İzmir’de ne yazık ki bir iletişim devrimine ihtiyaç hasıl oldu. Oylarımızla seçtiğimiz milletvekilleri, belediye başkanları. Belediye meclis üyeleri sanıyorum ki mazbatalarıyla birlikte kendilerine ikram edilen gazozların içine atılan ilaçlarla değişiverdiler. Genelliyorum zira aralarında bu sözlerimi hak etmeyen o kadar az istisna var ki, istisnalar da çağlar boyunca kaideyi bozmamış tabii.
Aslında bu sorunun bir gaza basış hikayesi var ki sanıyorum 20 yılı geçti. Bir yerel seçim sonrası belediye başkanlığı koltuğuna oturanlar, kenti “bildikleri” gibi yönetmek için hem ilçe belediyeleri arasında hem medya içinde hem de sivil toplum örgütleriyle sermaye arasında yüzde yüz biatçı bir organizasyon kurdular. Bu zehirli organizasyonun bir bahar akşamı pasaporttan başlayan bir vapur hikayesi vardır ki, gün gelir onu da anlatırım.
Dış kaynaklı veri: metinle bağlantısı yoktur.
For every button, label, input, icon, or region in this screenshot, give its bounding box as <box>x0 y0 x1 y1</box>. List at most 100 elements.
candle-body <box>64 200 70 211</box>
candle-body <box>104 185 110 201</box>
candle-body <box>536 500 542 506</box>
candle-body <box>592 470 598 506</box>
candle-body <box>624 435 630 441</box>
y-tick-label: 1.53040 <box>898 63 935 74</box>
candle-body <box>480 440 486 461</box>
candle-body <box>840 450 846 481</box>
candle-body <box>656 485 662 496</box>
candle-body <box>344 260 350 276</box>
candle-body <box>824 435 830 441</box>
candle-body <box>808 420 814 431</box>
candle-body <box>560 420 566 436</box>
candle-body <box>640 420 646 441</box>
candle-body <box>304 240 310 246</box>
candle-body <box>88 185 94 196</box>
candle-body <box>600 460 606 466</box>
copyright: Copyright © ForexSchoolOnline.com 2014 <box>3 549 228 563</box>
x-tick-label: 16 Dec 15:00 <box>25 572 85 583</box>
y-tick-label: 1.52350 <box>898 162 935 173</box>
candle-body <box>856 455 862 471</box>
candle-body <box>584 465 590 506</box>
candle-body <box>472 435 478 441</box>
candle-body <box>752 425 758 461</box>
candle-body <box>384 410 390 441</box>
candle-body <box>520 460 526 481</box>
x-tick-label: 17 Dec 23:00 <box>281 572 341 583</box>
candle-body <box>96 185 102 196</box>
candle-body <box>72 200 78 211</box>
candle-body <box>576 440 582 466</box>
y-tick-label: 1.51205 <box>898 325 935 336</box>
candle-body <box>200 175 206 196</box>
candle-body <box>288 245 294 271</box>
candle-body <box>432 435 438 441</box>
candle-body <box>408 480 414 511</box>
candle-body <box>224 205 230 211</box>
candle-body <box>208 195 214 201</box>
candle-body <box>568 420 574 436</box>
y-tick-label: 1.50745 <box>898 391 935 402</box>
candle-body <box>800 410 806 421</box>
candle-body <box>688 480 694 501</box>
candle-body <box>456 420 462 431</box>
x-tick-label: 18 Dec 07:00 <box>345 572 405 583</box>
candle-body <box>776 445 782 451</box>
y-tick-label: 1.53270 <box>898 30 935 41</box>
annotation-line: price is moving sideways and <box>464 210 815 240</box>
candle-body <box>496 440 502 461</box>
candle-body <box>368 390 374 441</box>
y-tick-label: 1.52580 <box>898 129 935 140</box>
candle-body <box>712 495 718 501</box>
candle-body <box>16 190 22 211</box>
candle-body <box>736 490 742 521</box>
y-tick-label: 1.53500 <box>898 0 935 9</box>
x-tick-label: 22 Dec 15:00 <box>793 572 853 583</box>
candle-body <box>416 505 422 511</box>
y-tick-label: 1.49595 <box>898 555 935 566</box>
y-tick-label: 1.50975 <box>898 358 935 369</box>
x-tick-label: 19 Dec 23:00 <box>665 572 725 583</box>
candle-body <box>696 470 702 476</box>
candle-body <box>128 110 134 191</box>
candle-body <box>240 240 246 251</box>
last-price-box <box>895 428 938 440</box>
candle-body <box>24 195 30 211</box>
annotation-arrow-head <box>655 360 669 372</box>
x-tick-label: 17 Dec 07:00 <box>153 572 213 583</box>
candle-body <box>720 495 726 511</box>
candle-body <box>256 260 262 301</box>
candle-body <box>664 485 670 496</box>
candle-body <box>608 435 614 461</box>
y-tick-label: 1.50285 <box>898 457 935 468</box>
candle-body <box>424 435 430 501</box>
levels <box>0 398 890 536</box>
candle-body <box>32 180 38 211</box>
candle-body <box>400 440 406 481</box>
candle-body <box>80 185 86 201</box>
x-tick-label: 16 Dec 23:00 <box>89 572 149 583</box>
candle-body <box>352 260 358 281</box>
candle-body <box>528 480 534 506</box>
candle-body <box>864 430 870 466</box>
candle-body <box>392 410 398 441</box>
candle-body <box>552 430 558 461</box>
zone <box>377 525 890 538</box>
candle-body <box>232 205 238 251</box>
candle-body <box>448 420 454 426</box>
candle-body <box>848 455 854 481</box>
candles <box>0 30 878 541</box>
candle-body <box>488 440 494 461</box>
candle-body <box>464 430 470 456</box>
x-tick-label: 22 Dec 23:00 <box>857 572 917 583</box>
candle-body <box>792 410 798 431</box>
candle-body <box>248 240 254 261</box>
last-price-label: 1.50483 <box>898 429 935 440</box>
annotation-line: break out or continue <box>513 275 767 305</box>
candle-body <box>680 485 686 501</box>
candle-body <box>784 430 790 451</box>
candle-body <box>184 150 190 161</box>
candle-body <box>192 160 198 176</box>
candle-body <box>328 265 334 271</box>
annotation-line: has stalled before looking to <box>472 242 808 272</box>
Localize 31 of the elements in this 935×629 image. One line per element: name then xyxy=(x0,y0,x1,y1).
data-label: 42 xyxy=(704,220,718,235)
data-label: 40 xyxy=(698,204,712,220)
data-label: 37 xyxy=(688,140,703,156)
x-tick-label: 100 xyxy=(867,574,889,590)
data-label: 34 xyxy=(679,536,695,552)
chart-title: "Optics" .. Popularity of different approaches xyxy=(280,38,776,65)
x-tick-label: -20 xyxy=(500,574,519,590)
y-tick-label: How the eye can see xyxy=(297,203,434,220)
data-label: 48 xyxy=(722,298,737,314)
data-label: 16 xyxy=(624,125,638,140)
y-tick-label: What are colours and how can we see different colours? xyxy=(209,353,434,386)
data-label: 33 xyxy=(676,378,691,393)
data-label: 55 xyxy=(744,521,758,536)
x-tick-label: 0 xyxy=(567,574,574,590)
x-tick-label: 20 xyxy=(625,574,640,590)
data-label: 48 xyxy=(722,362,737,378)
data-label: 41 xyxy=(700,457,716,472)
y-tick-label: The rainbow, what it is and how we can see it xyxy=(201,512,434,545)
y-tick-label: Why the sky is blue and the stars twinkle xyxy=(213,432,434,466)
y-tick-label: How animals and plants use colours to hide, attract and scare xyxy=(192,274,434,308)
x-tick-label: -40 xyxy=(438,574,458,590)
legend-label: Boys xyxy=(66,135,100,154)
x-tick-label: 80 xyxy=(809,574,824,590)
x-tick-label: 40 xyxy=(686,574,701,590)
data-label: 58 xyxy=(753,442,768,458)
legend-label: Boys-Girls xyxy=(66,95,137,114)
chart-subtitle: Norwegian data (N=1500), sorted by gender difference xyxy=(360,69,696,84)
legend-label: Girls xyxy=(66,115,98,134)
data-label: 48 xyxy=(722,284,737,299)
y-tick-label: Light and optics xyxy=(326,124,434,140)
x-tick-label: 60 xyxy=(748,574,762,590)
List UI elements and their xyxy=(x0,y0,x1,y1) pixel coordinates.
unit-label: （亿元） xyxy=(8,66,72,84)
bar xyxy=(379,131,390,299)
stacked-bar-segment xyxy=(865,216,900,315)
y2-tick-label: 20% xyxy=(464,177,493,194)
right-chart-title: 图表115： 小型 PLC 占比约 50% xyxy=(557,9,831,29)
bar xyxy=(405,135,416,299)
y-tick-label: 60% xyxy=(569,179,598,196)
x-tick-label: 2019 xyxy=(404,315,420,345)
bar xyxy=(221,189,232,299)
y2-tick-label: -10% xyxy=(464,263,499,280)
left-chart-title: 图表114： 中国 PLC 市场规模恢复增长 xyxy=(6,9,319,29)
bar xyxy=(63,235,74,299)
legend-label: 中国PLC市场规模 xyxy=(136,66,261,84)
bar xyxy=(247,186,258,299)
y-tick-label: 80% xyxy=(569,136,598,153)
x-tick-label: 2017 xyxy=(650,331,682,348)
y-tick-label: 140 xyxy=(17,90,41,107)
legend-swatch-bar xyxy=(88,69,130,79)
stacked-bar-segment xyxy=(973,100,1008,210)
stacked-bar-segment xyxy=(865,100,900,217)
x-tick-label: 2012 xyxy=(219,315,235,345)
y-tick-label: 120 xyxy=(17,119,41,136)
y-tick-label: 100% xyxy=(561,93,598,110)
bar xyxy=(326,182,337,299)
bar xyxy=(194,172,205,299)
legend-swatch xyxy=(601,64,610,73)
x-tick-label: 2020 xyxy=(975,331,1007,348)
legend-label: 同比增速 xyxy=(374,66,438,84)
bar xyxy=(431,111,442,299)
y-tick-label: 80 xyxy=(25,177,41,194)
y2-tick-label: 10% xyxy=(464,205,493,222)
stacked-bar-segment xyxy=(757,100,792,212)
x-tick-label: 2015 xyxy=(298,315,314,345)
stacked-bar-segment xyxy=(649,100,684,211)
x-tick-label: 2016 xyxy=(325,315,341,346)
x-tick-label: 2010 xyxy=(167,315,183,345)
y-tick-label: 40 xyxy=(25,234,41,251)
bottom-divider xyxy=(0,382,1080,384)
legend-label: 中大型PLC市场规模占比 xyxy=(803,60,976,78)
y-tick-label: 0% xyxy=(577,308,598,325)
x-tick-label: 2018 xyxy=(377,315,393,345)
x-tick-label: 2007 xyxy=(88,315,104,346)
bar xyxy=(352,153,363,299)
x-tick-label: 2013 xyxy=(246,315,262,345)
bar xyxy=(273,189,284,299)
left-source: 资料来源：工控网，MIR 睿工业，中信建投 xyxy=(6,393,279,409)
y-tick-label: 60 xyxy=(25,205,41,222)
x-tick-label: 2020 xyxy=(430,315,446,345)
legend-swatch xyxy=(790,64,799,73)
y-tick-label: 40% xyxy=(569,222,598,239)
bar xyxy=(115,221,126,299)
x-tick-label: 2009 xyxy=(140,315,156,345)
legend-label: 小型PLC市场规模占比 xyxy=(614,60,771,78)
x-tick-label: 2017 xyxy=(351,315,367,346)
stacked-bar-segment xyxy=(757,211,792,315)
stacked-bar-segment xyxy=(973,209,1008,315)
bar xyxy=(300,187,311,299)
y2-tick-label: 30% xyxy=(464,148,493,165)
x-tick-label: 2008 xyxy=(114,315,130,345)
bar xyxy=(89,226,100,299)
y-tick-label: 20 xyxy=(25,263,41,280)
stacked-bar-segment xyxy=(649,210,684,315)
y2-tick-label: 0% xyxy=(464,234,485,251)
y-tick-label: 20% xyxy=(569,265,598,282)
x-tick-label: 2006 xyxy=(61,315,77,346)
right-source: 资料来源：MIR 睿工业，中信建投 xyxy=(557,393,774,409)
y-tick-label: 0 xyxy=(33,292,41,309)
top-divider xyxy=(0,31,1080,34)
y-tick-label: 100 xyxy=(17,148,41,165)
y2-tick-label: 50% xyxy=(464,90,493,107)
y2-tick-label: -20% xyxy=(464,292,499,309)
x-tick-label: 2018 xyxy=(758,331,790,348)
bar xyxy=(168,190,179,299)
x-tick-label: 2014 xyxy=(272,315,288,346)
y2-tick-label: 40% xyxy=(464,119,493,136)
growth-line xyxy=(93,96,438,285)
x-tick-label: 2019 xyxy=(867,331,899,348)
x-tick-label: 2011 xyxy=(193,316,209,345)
Bu organizasyon her ne kadar beş yıl sürdüyse de beş yılda bazı zehirli tatları alan geleceğin kadroları ne yazık ki bu tatları uygulamaya soktular. İşte 31 Mart sonrası yaşananlar İzmir’de bir hayalet organizasyonun dirilişine tanık oluyoruz.
Vaatler, projeler falan hepsinin pek de akıllarda kalan önemde olmadığı malumdur. Fakat özellikle başkanların sosyal medya fenomenliği ile seçilmiş başkan karakterlikleri arasında gidip gelmeleri, günlük sorunların gözlerinden kaçmasına neden oluyor.
İzmir’de güvensizlik rüzgarları esiyor, bunu hissetmek için sadece kulakları sokağa dayamak yeterli. Haydi eyvallah bugün de aman diyorum adımlarınıza dikkat, serin ve esen kalın. Ne Mutlu Türküm diyene.